Bauhaus and America Experiments in Light and Movement Published by Kerber. Text by Hermann Arnhold, Kristin Bartels, Torsten Blume, Ulrike Gärtner, Andreas Hapkemeyer, Julie Jones, Gail Kirkpatrick, Márton Orosz, Tanja Pirsig-Marshall, Jeanette Redensek, Eline van Dijk, Peter Weibel. Considering the influence of German art, design and architecture on American art and culture following World War II One hundred years after the founding of the Bauhaus in 1919, Bauhaus and America considers the myriad ways in which the German art, design and architecture school influenced the art and culture of the United States after the World War II.

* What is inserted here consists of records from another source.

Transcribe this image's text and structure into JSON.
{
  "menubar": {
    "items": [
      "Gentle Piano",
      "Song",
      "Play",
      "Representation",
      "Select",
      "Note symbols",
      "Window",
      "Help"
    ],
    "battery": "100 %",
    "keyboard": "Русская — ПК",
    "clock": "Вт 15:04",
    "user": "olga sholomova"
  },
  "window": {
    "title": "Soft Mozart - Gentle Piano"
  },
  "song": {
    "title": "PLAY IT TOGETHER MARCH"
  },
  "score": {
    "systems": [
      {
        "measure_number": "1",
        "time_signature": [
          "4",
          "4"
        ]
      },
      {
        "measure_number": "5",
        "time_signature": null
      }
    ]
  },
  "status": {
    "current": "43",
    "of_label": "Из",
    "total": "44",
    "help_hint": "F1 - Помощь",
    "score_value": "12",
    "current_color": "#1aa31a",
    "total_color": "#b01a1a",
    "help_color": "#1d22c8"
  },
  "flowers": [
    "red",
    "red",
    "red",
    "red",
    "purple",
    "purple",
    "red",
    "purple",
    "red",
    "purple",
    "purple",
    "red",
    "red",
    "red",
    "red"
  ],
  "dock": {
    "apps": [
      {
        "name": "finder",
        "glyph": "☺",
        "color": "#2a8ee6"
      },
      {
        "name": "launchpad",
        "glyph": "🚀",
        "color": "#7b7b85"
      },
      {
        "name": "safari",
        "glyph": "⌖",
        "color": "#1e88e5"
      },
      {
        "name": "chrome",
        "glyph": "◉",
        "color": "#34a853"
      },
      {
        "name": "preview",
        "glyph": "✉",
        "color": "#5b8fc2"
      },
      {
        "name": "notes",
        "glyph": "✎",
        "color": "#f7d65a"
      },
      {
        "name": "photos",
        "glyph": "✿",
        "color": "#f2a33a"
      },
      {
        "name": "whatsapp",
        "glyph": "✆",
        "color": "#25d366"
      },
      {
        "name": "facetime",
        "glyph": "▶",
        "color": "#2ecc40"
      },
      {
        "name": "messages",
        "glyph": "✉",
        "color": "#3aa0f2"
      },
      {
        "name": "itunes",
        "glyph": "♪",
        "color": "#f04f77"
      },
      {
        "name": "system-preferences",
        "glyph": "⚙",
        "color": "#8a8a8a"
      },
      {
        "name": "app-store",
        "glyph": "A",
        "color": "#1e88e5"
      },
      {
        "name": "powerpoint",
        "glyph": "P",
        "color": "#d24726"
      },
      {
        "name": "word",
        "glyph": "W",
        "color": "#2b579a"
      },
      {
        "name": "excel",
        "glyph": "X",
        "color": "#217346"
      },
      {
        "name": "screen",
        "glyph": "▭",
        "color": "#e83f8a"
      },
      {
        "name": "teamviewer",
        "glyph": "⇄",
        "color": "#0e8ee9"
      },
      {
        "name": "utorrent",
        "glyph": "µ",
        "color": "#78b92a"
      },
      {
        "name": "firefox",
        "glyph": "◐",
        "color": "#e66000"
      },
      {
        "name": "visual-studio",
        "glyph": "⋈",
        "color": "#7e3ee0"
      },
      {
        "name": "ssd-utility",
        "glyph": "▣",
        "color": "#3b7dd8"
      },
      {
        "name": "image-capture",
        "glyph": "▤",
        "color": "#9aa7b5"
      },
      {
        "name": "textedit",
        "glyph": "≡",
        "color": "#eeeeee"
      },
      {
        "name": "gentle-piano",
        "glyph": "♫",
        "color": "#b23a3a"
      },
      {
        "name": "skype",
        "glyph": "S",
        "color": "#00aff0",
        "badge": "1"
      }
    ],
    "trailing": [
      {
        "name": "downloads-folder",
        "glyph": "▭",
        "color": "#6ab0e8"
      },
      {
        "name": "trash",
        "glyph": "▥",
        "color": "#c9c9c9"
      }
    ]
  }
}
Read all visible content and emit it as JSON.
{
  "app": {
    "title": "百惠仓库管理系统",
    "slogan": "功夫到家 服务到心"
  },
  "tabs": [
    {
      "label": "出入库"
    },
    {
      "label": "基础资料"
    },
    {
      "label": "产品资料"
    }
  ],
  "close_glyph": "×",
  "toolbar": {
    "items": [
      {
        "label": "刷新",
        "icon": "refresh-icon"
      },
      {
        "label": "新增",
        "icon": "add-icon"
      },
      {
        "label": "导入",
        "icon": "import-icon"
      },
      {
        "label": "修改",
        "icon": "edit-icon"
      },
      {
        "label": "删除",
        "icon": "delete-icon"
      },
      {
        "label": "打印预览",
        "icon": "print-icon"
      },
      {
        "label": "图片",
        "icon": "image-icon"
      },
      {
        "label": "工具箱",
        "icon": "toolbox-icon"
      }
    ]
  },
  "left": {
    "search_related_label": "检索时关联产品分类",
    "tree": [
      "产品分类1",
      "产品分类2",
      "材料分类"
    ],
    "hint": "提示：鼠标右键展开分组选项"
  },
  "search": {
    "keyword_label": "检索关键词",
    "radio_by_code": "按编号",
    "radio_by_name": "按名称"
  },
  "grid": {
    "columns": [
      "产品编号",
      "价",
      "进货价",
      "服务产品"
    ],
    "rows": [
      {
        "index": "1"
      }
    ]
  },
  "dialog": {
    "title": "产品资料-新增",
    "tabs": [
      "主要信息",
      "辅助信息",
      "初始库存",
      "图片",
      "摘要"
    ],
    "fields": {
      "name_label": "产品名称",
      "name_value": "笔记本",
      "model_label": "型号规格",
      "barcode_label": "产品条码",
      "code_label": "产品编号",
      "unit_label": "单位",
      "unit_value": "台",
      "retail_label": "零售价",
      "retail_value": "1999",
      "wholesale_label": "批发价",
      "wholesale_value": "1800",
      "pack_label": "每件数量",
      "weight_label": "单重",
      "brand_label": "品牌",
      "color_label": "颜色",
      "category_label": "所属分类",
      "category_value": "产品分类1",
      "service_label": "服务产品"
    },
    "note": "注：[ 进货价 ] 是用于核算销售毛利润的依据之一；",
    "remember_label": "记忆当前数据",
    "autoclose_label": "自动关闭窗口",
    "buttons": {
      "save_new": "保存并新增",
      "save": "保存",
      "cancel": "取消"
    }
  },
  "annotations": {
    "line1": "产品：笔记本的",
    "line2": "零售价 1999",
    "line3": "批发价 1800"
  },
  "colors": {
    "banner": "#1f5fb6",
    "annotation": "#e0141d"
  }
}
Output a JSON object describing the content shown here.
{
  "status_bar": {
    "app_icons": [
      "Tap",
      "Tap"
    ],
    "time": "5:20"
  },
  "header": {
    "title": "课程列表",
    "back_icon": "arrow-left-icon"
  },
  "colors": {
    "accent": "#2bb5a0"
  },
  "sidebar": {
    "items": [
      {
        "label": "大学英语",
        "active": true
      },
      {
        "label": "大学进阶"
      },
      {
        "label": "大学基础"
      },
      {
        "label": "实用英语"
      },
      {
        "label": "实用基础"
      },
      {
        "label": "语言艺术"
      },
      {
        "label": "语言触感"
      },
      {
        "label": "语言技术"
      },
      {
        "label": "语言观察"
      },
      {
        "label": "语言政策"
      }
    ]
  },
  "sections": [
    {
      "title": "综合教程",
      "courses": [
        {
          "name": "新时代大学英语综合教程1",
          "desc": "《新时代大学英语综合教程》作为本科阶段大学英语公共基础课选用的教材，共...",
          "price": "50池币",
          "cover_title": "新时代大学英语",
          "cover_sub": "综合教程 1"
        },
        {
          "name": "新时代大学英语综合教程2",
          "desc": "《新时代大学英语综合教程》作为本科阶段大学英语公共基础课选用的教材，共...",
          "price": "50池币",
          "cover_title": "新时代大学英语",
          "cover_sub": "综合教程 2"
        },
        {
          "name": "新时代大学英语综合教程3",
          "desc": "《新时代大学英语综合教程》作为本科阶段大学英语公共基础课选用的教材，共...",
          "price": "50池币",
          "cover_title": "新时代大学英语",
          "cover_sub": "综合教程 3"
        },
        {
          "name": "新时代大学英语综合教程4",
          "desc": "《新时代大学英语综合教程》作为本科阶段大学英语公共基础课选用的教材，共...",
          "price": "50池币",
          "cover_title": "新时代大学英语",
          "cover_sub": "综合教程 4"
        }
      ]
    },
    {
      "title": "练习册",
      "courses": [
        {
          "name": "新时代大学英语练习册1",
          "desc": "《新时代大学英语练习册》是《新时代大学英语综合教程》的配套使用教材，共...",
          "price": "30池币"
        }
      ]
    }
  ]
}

Bauhaus and America identifies one particular area of influence: the Bauhaus stage, which functioned like an interdisciplinary laboratory for diverse artistic experiments with light and movement—from light and kinetic art, to experimental film, to dance and performance art.
When the rise of German National Socialism forced the Bauhaus to close in 1933, its members scattered, bringing their experimental ethos with them as they left Germany (many of them headed to the US). Thus the exploration of light and motion that began on the Bauhaus stage continued to spread.
Gathered here are works exploring these themes by, among others, Josef Albers, Oskar Fischinger, László Moholy-Nagy, Wassily Kandinsky, Xanti Schawinsky, Oskar Schlemmer and Andor Weininger—alongside images of those numerous American artists impacted by the Bauhaus legacy, such as Merce Cunningham, Robert Rauschenberg, Sol LeWitt and Barbara Kasten.